The British pop diva shares her bright style

Charli XCXCharli XCX

Charli XCX

Michael Nika

“When I was 7, I really wanted to be a Spice Girl, ” says Charlotte Aitchison, a/k/a 19-year-old rising UK singer Charli XCX.  “I always wanted to be Baby, but whenever I was with my friends, I had to be Scary Spice because of my hair.” Indeed, Charli’s wild mane adds to her unmistakable look, which she dubs “Disney Grunge.” Interestingly, her untamed appearance and stage presence bear little resemblance to her music, as heard in the impeccably produced, spiky synth-pop anthems “Stay Away” and “Nuclear Seasons,” both of which gained major traction last year. In between her New York debut at Santos Party House and buzzworthy slots at SXSW (playing alongside Grimes and Fiona Apple), she spoke to Rolling Stone about her roots as a precocious raver, her brazen visual style and why, no matter how polluted pop radio gets, girl power never dies.

Your live act is quite electrifying, more so than most people might expect, especially when the trend seems to be towards a more passive performance. Have you always felt so comfortable onstage?
I started performing when I was really young, like when I was 14. And I sort of got thrown into these illegal rave parties in warehouses in London. I was putting up my music on Myspace at the time, and one of the guys that throws a lot of those parties contacted me about playing them. So, I think it was at those shows that I picked up my performance style. Everyone at those shows was out of their mind on ketamine and tossing glitter around, so being only 14, I felt like I really had to prove myself. (laughs)
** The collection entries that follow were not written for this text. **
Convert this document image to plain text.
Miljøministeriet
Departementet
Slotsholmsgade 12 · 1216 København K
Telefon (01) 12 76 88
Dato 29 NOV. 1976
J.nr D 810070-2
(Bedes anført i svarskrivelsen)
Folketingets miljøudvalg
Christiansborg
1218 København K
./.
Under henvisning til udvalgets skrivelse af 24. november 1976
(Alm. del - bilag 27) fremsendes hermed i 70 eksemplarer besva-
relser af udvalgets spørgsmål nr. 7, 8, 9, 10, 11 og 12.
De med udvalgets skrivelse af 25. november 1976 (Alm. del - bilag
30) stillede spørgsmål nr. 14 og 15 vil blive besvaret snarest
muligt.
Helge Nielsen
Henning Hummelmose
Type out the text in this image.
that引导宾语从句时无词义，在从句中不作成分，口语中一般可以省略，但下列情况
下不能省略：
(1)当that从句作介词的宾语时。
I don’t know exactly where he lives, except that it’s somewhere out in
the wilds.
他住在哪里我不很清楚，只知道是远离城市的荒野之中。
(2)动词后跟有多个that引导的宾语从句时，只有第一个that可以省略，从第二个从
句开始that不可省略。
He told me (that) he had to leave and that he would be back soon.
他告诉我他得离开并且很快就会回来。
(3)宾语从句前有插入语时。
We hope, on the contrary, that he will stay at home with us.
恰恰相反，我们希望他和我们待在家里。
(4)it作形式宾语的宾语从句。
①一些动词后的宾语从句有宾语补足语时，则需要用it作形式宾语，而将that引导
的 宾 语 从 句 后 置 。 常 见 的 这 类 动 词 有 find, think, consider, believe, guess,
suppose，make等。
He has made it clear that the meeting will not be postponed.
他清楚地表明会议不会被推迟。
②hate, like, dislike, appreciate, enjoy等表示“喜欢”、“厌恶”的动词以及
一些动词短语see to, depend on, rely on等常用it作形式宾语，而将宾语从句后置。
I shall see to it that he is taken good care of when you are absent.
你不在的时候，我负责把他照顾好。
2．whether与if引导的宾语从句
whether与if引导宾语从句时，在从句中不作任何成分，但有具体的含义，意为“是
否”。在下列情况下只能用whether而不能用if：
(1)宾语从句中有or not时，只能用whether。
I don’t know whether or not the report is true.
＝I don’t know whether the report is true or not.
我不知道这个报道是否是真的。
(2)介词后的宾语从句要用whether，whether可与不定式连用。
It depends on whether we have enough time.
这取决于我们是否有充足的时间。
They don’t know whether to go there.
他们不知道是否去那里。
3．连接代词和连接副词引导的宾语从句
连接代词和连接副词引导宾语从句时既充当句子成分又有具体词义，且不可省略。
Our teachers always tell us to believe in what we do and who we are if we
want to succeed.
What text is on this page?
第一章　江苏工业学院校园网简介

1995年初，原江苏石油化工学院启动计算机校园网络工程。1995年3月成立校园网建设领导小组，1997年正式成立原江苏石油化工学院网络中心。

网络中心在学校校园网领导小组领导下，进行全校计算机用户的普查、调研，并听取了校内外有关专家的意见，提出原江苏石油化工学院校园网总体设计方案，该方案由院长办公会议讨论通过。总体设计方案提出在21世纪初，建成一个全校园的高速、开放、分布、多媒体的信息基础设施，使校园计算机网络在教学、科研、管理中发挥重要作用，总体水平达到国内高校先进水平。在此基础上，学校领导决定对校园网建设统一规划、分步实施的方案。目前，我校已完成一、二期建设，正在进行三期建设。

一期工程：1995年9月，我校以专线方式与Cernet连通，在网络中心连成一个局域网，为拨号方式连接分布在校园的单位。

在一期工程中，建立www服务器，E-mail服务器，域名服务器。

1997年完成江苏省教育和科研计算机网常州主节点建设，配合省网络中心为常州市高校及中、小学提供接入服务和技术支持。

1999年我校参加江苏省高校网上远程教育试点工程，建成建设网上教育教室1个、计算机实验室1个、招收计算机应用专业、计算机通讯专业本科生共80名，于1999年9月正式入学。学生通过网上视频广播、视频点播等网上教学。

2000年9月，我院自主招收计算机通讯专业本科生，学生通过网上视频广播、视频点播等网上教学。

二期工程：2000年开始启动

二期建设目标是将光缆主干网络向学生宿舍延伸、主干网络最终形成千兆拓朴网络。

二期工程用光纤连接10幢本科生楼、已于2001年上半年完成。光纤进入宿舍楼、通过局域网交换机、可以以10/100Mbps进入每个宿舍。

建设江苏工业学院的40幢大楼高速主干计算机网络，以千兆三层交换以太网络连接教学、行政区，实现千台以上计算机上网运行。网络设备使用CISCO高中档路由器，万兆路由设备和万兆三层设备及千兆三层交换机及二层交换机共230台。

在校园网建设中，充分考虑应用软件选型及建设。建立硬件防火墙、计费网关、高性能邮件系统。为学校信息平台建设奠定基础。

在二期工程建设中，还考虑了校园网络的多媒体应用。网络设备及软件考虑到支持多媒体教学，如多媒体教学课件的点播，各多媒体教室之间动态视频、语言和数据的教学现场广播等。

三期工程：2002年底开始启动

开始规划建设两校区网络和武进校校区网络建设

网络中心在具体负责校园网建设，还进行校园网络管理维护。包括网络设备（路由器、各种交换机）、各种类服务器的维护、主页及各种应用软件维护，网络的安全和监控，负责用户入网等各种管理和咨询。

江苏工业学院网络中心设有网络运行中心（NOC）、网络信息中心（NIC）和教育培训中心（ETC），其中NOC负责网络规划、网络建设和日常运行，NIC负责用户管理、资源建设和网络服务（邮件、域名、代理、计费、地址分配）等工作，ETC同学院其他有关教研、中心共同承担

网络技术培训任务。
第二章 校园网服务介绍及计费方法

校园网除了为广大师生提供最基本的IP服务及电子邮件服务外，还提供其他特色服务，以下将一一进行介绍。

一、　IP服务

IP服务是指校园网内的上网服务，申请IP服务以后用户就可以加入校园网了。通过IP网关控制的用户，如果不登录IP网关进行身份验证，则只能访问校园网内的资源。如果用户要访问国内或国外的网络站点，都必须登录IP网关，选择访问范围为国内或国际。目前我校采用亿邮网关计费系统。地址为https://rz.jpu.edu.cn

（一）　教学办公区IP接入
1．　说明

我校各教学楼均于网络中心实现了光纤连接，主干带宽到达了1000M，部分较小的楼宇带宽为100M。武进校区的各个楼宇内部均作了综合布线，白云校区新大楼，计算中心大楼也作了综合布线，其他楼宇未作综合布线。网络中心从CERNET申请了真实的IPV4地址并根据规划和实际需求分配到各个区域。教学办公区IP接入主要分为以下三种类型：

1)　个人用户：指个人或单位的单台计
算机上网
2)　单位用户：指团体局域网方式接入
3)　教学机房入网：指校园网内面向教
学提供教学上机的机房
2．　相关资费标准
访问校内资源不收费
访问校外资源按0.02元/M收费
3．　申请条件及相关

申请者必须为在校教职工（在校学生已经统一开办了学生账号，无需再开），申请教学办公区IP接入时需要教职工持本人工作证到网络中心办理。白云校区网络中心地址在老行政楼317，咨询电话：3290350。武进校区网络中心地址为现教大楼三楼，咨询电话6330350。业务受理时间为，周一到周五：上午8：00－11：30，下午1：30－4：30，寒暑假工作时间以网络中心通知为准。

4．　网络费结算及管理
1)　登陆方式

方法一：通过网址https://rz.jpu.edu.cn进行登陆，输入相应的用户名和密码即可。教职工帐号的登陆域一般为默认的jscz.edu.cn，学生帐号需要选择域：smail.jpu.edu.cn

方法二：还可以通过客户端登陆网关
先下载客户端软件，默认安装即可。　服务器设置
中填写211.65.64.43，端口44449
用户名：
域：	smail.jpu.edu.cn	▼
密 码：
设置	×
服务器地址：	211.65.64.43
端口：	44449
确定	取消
Did your parents mind you entering the rave circuit at such a young age?
You know what? Surprisingly, they actually wanted to come with me. And they did go to quite a few raves with me, which was really funny. There were some weird, age-clashing moments, like when my dad got offered to buy some MDMA, but he thought that they had said, “MDF,” which is a type of wood flooring. So, my dad was like, “Well I don’t have any room in my car at the moment, but give me your number and..”  The guy was obviously thinking, “Wow, this guy must want to buy A LOT of MDMA.” As for my mom, she would also always get mistaken for a massive stoner and get offered weed. (laughs)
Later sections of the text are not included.